CHINA - Despite constant efforts by the government to raise awareness of HIV/AIDS, discrimination against the disease is still rife among Chinese people, including health professionals.

A recent survey by the Chinese Centers of Disease Control and Prevention (CDC) found that 46 percent of the 9,000 people polled who do not work in the medical field discriminated against HIV/AIDS sufferers. Among the 7,700 health workers surveyed, 25 percent discriminated against people living with HIV/AIDS.

The discrimination tends to take the form of avoiding the sufferers, or to be unwilling to shake hands, talk or dine with them. The survey was conducted in 18 cities of seven provinces including Jilin, Gansu and Liaoning.

Bai Laoshi with the Beijing-based Ark of Love, a support society for people living with HIV/AIDS, said they receive piles of complaints every year from sufferers related to discrimination.
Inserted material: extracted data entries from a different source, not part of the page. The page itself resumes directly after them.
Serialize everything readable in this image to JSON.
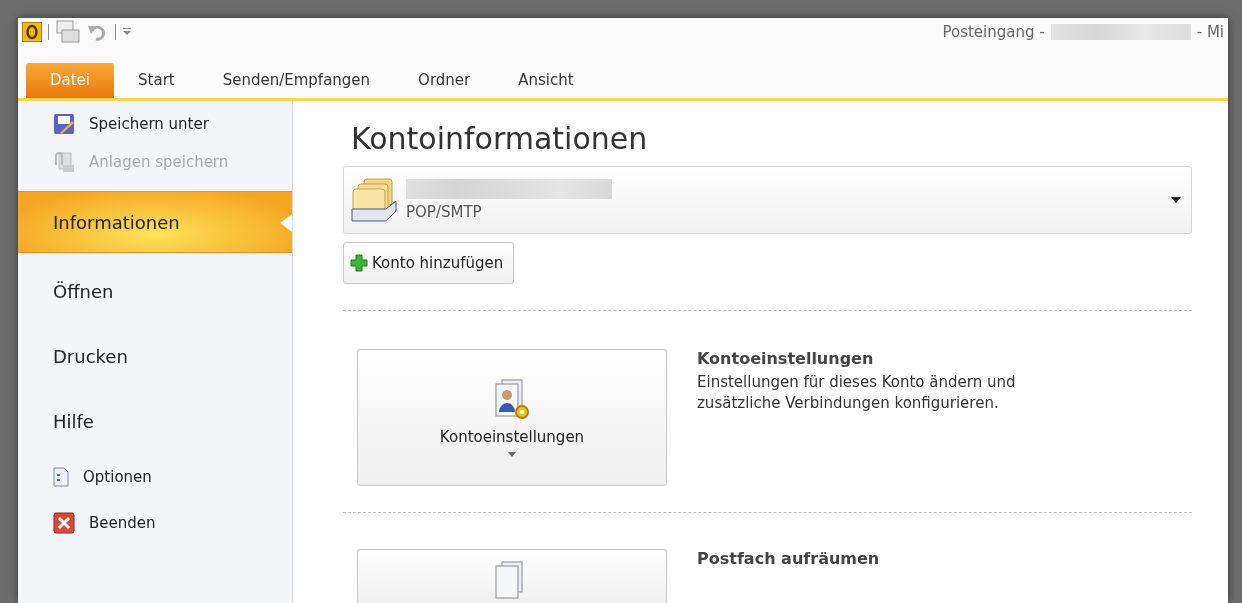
{
  "window": {
    "title_prefix": "Posteingang -",
    "title_suffix": "- Mi"
  },
  "ribbon_tabs": [
    {
      "label": "Datei",
      "selected": true
    },
    {
      "label": "Start",
      "selected": false
    },
    {
      "label": "Senden/Empfangen",
      "selected": false
    },
    {
      "label": "Ordner",
      "selected": false
    },
    {
      "label": "Ansicht",
      "selected": false
    }
  ],
  "sidebar": {
    "items": [
      {
        "kind": "command",
        "label": "Speichern unter",
        "disabled": false,
        "selected": false
      },
      {
        "kind": "command",
        "label": "Anlagen speichern",
        "disabled": true,
        "selected": false
      },
      {
        "kind": "page",
        "label": "Informationen",
        "disabled": false,
        "selected": true
      },
      {
        "kind": "page",
        "label": "Öffnen",
        "disabled": false,
        "selected": false
      },
      {
        "kind": "page",
        "label": "Drucken",
        "disabled": false,
        "selected": false
      },
      {
        "kind": "page",
        "label": "Hilfe",
        "disabled": false,
        "selected": false
      },
      {
        "kind": "command",
        "label": "Optionen",
        "disabled": false,
        "selected": false
      },
      {
        "kind": "command",
        "label": "Beenden",
        "disabled": false,
        "selected": false
      }
    ]
  },
  "content": {
    "title": "Kontoinformationen",
    "account": {
      "type": "POP/SMTP"
    },
    "add_account_button": "Konto hinzufügen",
    "sections": [
      {
        "button": "Kontoeinstellungen",
        "heading": "Kontoeinstellungen",
        "description": "Einstellungen für dieses Konto ändern und zusätzliche Verbindungen konfigurieren."
      },
      {
        "heading": "Postfach aufräumen"
      }
    ]
  }
}
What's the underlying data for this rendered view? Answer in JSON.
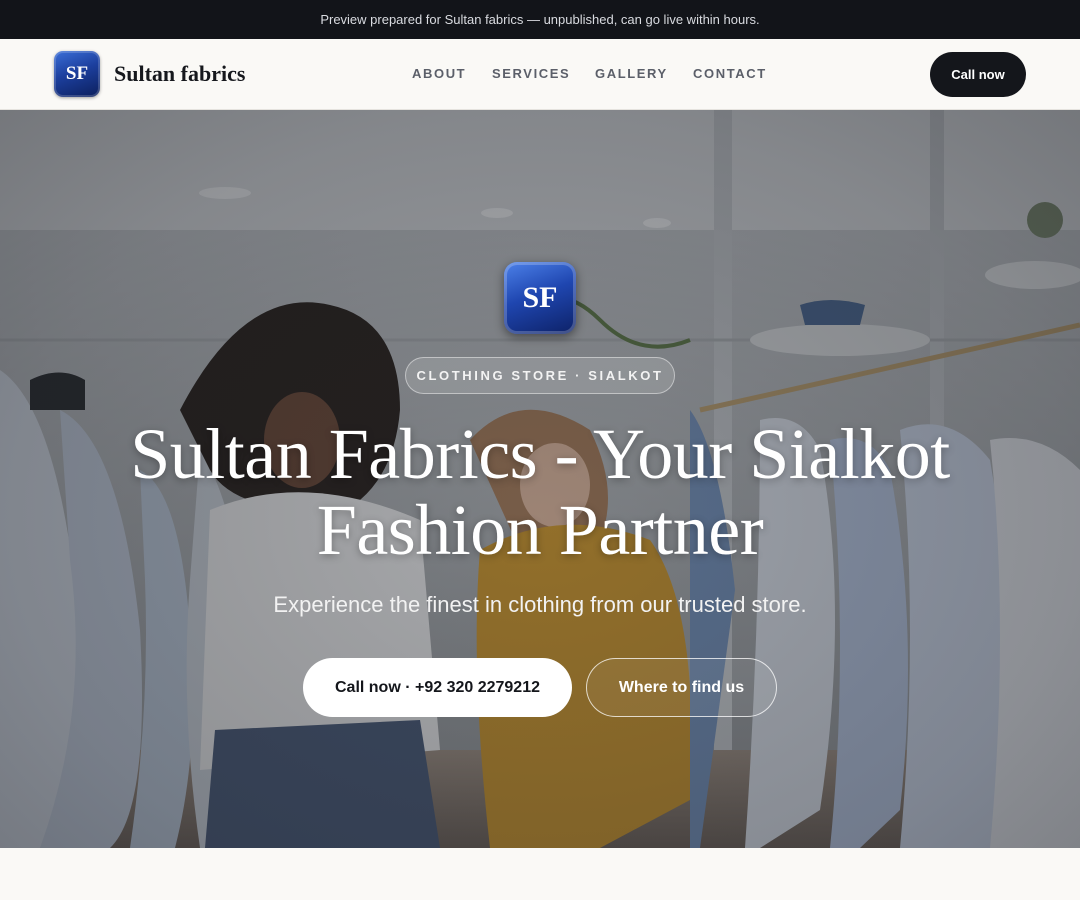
{
  "preview_banner": {
    "text": "Preview prepared for Sultan fabrics — unpublished, can go live within hours."
  },
  "header": {
    "logo_text": "SF",
    "brand_name": "Sultan fabrics",
    "nav": [
      {
        "label": "ABOUT"
      },
      {
        "label": "SERVICES"
      },
      {
        "label": "GALLERY"
      },
      {
        "label": "CONTACT"
      }
    ],
    "call_button": "Call now"
  },
  "hero": {
    "logo_text": "SF",
    "tagline": "CLOTHING STORE · SIALKOT",
    "title": "Sultan Fabrics - Your Sialkot Fashion Partner",
    "subtitle": "Experience the finest in clothing from our trusted store.",
    "primary_button": "Call now · +92 320 2279212",
    "secondary_button": "Where to find us"
  },
  "colors": {
    "top_bar": "#121419",
    "header_bg": "#faf9f6",
    "dark_button": "#14161b",
    "logo_blue": "#1c3f9e"
  }
}
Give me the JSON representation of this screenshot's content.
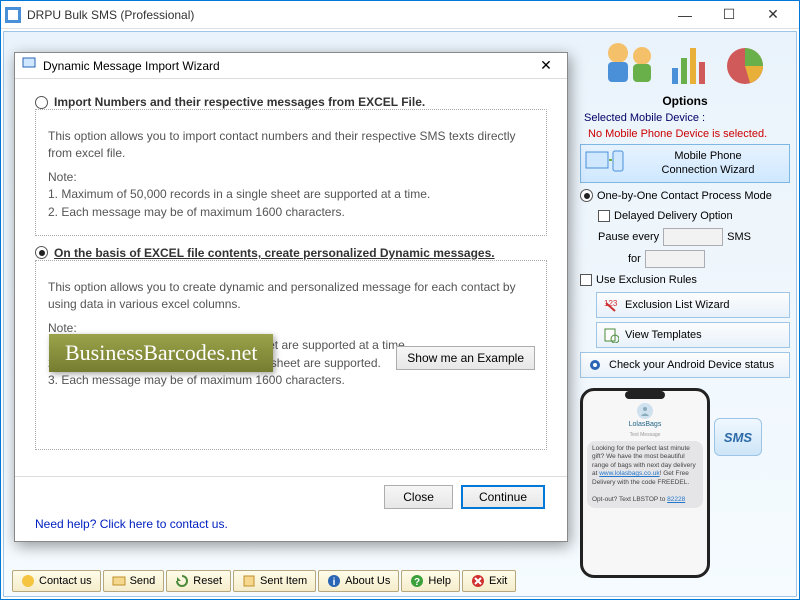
{
  "main": {
    "title": "DRPU Bulk SMS (Professional)"
  },
  "dialog": {
    "title": "Dynamic Message Import Wizard",
    "option1": {
      "label": "Import Numbers and their respective messages from EXCEL File.",
      "desc": "This option allows you to import contact numbers and their respective SMS texts directly from excel file.",
      "note_label": "Note:",
      "note1": "1. Maximum of 50,000 records in a single sheet are supported at a time.",
      "note2": "2. Each message may be of maximum 1600 characters."
    },
    "option2": {
      "label": "On the basis of EXCEL file contents, create personalized Dynamic messages.",
      "desc": "This option allows you to create dynamic and personalized message for each contact by using data in various excel columns.",
      "note_label": "Note:",
      "note1": "1. Maximum of 10 Column in a single sheet are supported at a time.",
      "note2": "2. Maximum of 50,000 records in a single sheet are supported.",
      "note3": "3. Each message may be of maximum 1600 characters."
    },
    "watermark": "BusinessBarcodes.net",
    "example_btn": "Show me an Example",
    "close_btn": "Close",
    "continue_btn": "Continue",
    "help_link": "Need help? Click here to contact us."
  },
  "options": {
    "title": "Options",
    "selected_label": "Selected Mobile Device :",
    "no_device": "No Mobile Phone Device is selected.",
    "wizard_line1": "Mobile Phone",
    "wizard_line2": "Connection  Wizard",
    "mode_label": "One-by-One Contact Process Mode",
    "delayed_label": "Delayed Delivery Option",
    "pause_label": "Pause every",
    "sms_label": "SMS",
    "for_label": "for",
    "exclusion_check": "Use Exclusion Rules",
    "exclusion_btn": "Exclusion List Wizard",
    "templates_btn": "View Templates",
    "android_btn": "Check your Android Device status"
  },
  "phone": {
    "contact_name": "LolasBags",
    "header": "Text Message",
    "msg_text": "Looking for the perfect last minute gift? We have the most beautiful range of bags with next day delivery at ",
    "link1": "www.lolasbags.co.uk",
    "msg_text2": "! Get Free Delivery with the code FREEDEL.",
    "optout": "Opt-out? Text LBSTOP to ",
    "optout_num": "82228"
  },
  "sms_badge": "SMS",
  "toolbar": {
    "contact": "Contact us",
    "send": "Send",
    "reset": "Reset",
    "sent": "Sent Item",
    "about": "About Us",
    "help": "Help",
    "exit": "Exit"
  }
}
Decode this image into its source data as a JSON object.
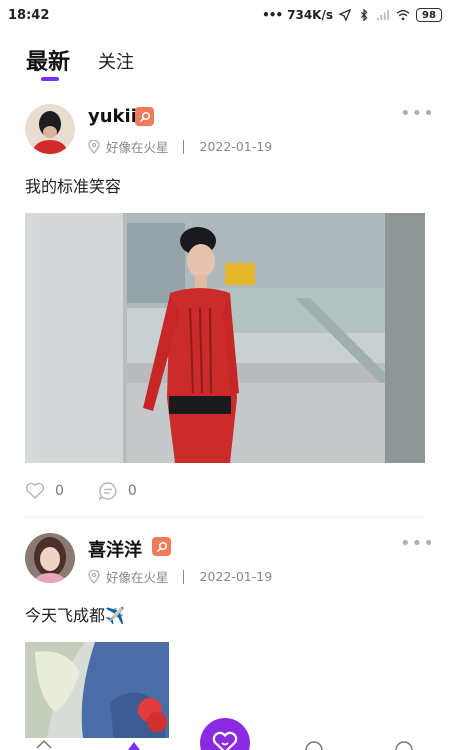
{
  "status_bar": {
    "time": "18:42",
    "net_speed": "734K/s",
    "battery": "98",
    "icons": [
      "dots-icon",
      "location-arrow-icon",
      "bluetooth-icon",
      "signal-icon",
      "wifi-icon",
      "battery-icon"
    ]
  },
  "tabs": [
    {
      "label": "最新",
      "active": true
    },
    {
      "label": "关注",
      "active": false
    }
  ],
  "accent_color": "#7b2ff7",
  "posts": [
    {
      "username": "yukii",
      "location": "好像在火星",
      "date": "2022-01-19",
      "text": "我的标准笑容",
      "likes": "0",
      "comments": "0",
      "image_desc_icon": "photo-image"
    },
    {
      "username": "喜洋洋",
      "location": "好像在火星",
      "date": "2022-01-19",
      "text": "今天飞成都✈️"
    }
  ],
  "fab_icon": "heart-chat-icon"
}
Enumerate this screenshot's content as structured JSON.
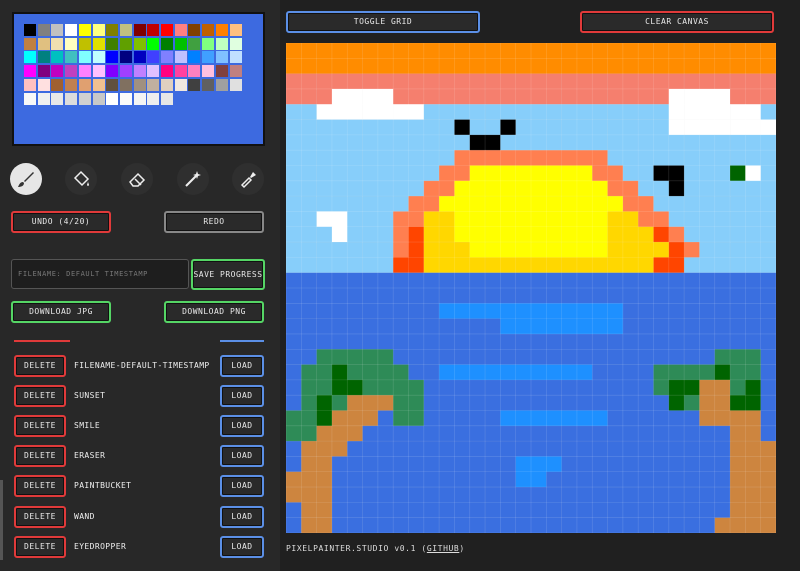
{
  "header": {
    "toggle_grid": "TOGGLE GRID",
    "clear_canvas": "CLEAR CANVAS"
  },
  "tools": [
    {
      "name": "brush-icon",
      "active": true
    },
    {
      "name": "paintbucket-icon",
      "active": false
    },
    {
      "name": "eraser-icon",
      "active": false
    },
    {
      "name": "wand-icon",
      "active": false
    },
    {
      "name": "eyedropper-icon",
      "active": false
    }
  ],
  "actions": {
    "undo": "UNDO (4/20)",
    "redo": "REDO",
    "filename_placeholder": "FILENAME: DEFAULT TIMESTAMP",
    "save": "SAVE PROGRESS",
    "download_jpg": "DOWNLOAD JPG",
    "download_png": "DOWNLOAD PNG"
  },
  "saves": {
    "delete_label": "DELETE",
    "load_label": "LOAD",
    "items": [
      "FILENAME-DEFAULT-TIMESTAMP",
      "SUNSET",
      "SMILE",
      "ERASER",
      "PAINTBUCKET",
      "WAND",
      "EYEDROPPER"
    ]
  },
  "footer": {
    "app": "PIXELPAINTER.STUDIO v0.1",
    "link": "GITHUB"
  },
  "palette": [
    "#000000",
    "#808080",
    "#c0c0c0",
    "#ffffff",
    "#ffff00",
    "#ffff80",
    "#808000",
    "#c0c080",
    "#800000",
    "#c00000",
    "#ff0000",
    "#ff8080",
    "#804000",
    "#c06000",
    "#ff8000",
    "#ffc080",
    "#c08040",
    "#e0c080",
    "#f0e0b0",
    "#ffffc0",
    "#c0c000",
    "#e0e000",
    "#408000",
    "#60a000",
    "#80c000",
    "#00ff00",
    "#008000",
    "#00c000",
    "#40a040",
    "#80ff80",
    "#c0ffc0",
    "#e0ffe0",
    "#00ffff",
    "#008080",
    "#00c0c0",
    "#40c0c0",
    "#80ffff",
    "#c0ffff",
    "#0000ff",
    "#000080",
    "#0000c0",
    "#4040ff",
    "#8080ff",
    "#c0c0ff",
    "#0080ff",
    "#40a0ff",
    "#80c0ff",
    "#c0e0ff",
    "#ff00ff",
    "#800080",
    "#c000c0",
    "#c040c0",
    "#ff80ff",
    "#ffc0ff",
    "#8000ff",
    "#a040ff",
    "#c080ff",
    "#e0c0ff",
    "#ff0080",
    "#ff40a0",
    "#ff80c0",
    "#ffc0e0",
    "#804040",
    "#c08080",
    "#ffc0c0",
    "#ffe0e0",
    "#a06030",
    "#c08050",
    "#e0a070",
    "#f0c090",
    "#605040",
    "#807060",
    "#a09080",
    "#c0b0a0",
    "#e0d0c0",
    "#f0e8e0",
    "#404040",
    "#606060",
    "#a0a0a0",
    "#e0e0e0",
    "#f8f8f8",
    "#f0f0f0",
    "#e8e8e8",
    "#dcdcdc",
    "#d0d0d0",
    "#c8c8c8",
    "#ffffff",
    "#fafafa",
    "#f4f4f4",
    "#eeeeee",
    "#e6e6e6"
  ],
  "canvas": {
    "size": 32,
    "colors": {
      "s": "#87cefa",
      "o": "#ff8c00",
      "p": "#f57f6e",
      "w": "#ffffff",
      "b": "#000000",
      "y": "#ffff00",
      "g": "#ffd700",
      "r": "#ff7f50",
      "q": "#ff4500",
      "d": "#3a6fe0",
      "l": "#1e90ff",
      "t": "#2e8b57",
      "u": "#006400",
      "n": "#cd853f"
    },
    "rows": [
      "oooooooooooooooooooooooooooooooo",
      "oooooooooooooooooooooooooooooooo",
      "pppppppppppppppppppppppppppppppp",
      "pppwwwwppppppppppppppppppwwwwppp",
      "sswwwwwwwsssssssssssssssswwwwwws",
      "sssssssssssbssbsssssssssswwwwwww",
      "ssssssssssssbbssssssssssssssssss",
      "sssssssssssrrrrrrrrrrsssssssssss",
      "ssssssssssrryyyyyyyyrrssbbsssuws",
      "sssssssssrryyyyyyyyyyrrssbssssss",
      "ssssssssrryyyyyyyyyyyyrrssssssss",
      "sswwsssrrggyyyyyyyyyyggrrsssssss",
      "ssswsssrqggyyyyyyyyyygggqrssssss",
      "sssssssrqgggyyyyyyyyyggggqrsssss",
      "sssssssqqgggggggggggggggqqssssss",
      "ddddddddddddddddddddddddddddddddd",
      "ddddddddddddddddddddddddddddddddd",
      "ddddddddddllllllllllllddddddddddd",
      "ddddddddddddddlllllllldddddddddd",
      "dddddddddddddddddddddddddddddddd",
      "ddtttttdddddddddddddddddddddtttd",
      "dttuttttddllllllllllddddttttuttd",
      "dttuuttttdddddddddddddddtuunntud",
      "dtutnnnttddddddddddddddddutnnuud",
      "ttunnndttdddddlllllllddddddnnnnd",
      "ttnnnddddddddddddddddddddddddnnd",
      "dnnndddddddddddddddddddddddddnnn",
      "dnnddddddddddddllldddddddddddnnn",
      "nnnddddddddddddllddddddddddddnnn",
      "nnnddddddddddddddddddddddddddnnn",
      "dnnddddddddddddddddddddddddddnnn",
      "dnndddddddddddddddddddddddddnnnn"
    ]
  }
}
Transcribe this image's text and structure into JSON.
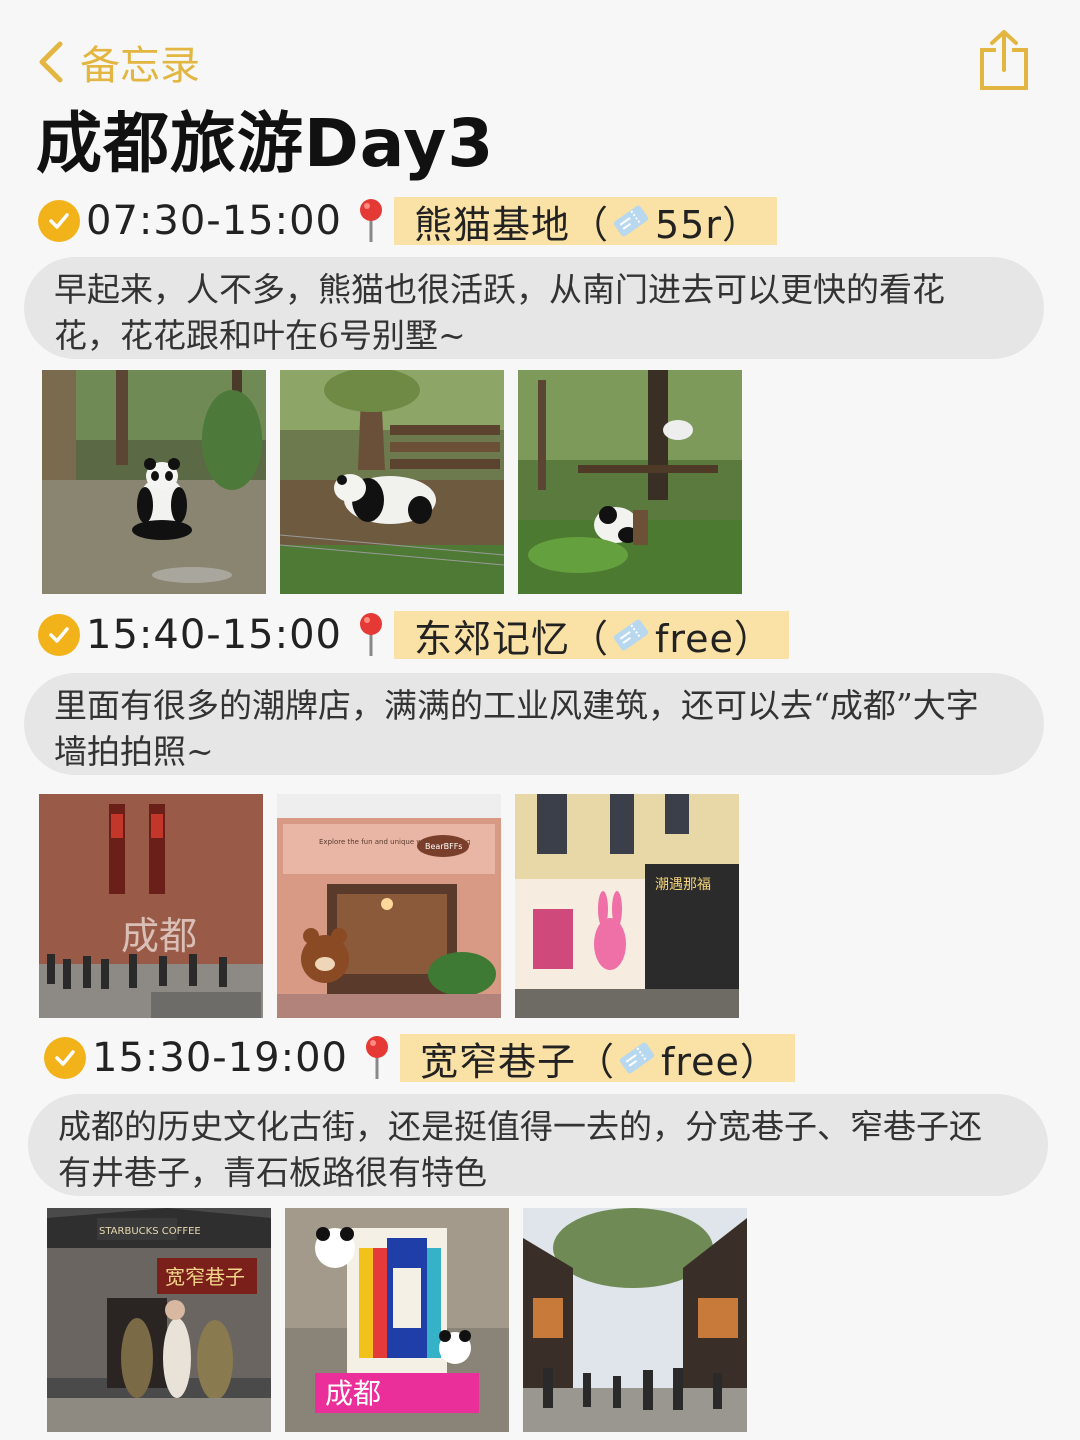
{
  "nav": {
    "back_label": "备忘录",
    "back_icon": "chevron-left-icon",
    "share_icon": "share-icon",
    "accent": "#e2b640"
  },
  "title": "成都旅游Day3",
  "sections": [
    {
      "time": "07:30-15:00",
      "place": "熊猫基地（",
      "price": "55r）",
      "note": "早起来，人不多，熊猫也很活跃，从南门进去可以更快的看花花，花花跟和叶在6号别墅~",
      "photos": [
        "panda-sitting-photo",
        "panda-walking-photo",
        "panda-eating-photo"
      ]
    },
    {
      "time": "15:40-15:00",
      "place": "东郊记忆（",
      "price": "free）",
      "note": "里面有很多的潮牌店，满满的工业风建筑，还可以去“成都”大字墙拍拍照~",
      "photos": [
        "chengdu-brick-wall-photo",
        "bear-cafe-photo",
        "pink-rabbit-shop-photo"
      ],
      "photo_text": {
        "wall_sign": "成都",
        "cafe_sign": "Explore the fun and unique world of baking",
        "cafe_brand": "BearBFFs",
        "shop_sign": "潮遇那福"
      }
    },
    {
      "time": "15:30-19:00",
      "place": "宽窄巷子（",
      "price": "free）",
      "note": "成都的历史文化古街，还是挺值得一去的，分宽巷子、窄巷子还有井巷子，青石板路很有特色",
      "photos": [
        "kuanzhai-gate-photo",
        "panda-sign-photo",
        "old-street-photo"
      ],
      "photo_text": {
        "gate_sign": "宽窄巷子",
        "coffee_sign": "STARBUCKS COFFEE",
        "installation_sign": "成都"
      }
    }
  ],
  "colors": {
    "check": "#f2b31a",
    "highlight": "#fae1a6",
    "bubble": "#e6e6e6"
  }
}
"The most unforgivable and frustrating is from health workers," he said. Even in big cities like Beijing and Shanghai, some HIV positive patients have reportedly been expelled from the surgical room.

Qiu Renzhong, a bioethicist at the Chinese Academy of Social Sciences told China Daily that if discrimination is not removed, the war against HIV/AIDS cannot be won.

The government has to pay more attention to the issue of discrimination and take forceful actions like improving the existing anti-HIV/AIDS discrimination law, training law enforcement workers and harshly punishing those found to have harmed sufferers' rights in terms of health care, employment, education and insurance, Qiu said.

Currently, the government relies mainly on free testing and medications for sufferers, and vaccine research, he said.

To help eliminate the discrimination, in recent years State leaders have visited and shaken hands with AIDS patients every Dec 1, World AIDS Day. The government has launched a great number of awareness raising projects across the nation.

"The efforts pay off," said the CDC's Xiao Yan, who is responsible for conducting the survey about HIV/AIDS discrimination. The survey has been conducted yearly since 2006.

"The findings of the latest survey are still not satisfactory," said "But we see improvement compared with last year," she said, adding the figures among the laymen and health workers polled last year were 59 percent and 34 percent respectively.

China now has 700,000 people living with HIV/AIDS, according to estimates from the Ministry of Health and the United Nations Joint Programme on HIV/AIDS.

Notably, only 260,000 of the sufferers can be reached by health specialists for treatment and support, according to Qiu, a stark contrast with the US, where 75 percent of HIV positive people can be tracked.

"The lower rate in China is mainly because of widespread discrimination and the poor job done by hospitals in protecting patients' privacy, which turns sufferers away," he said.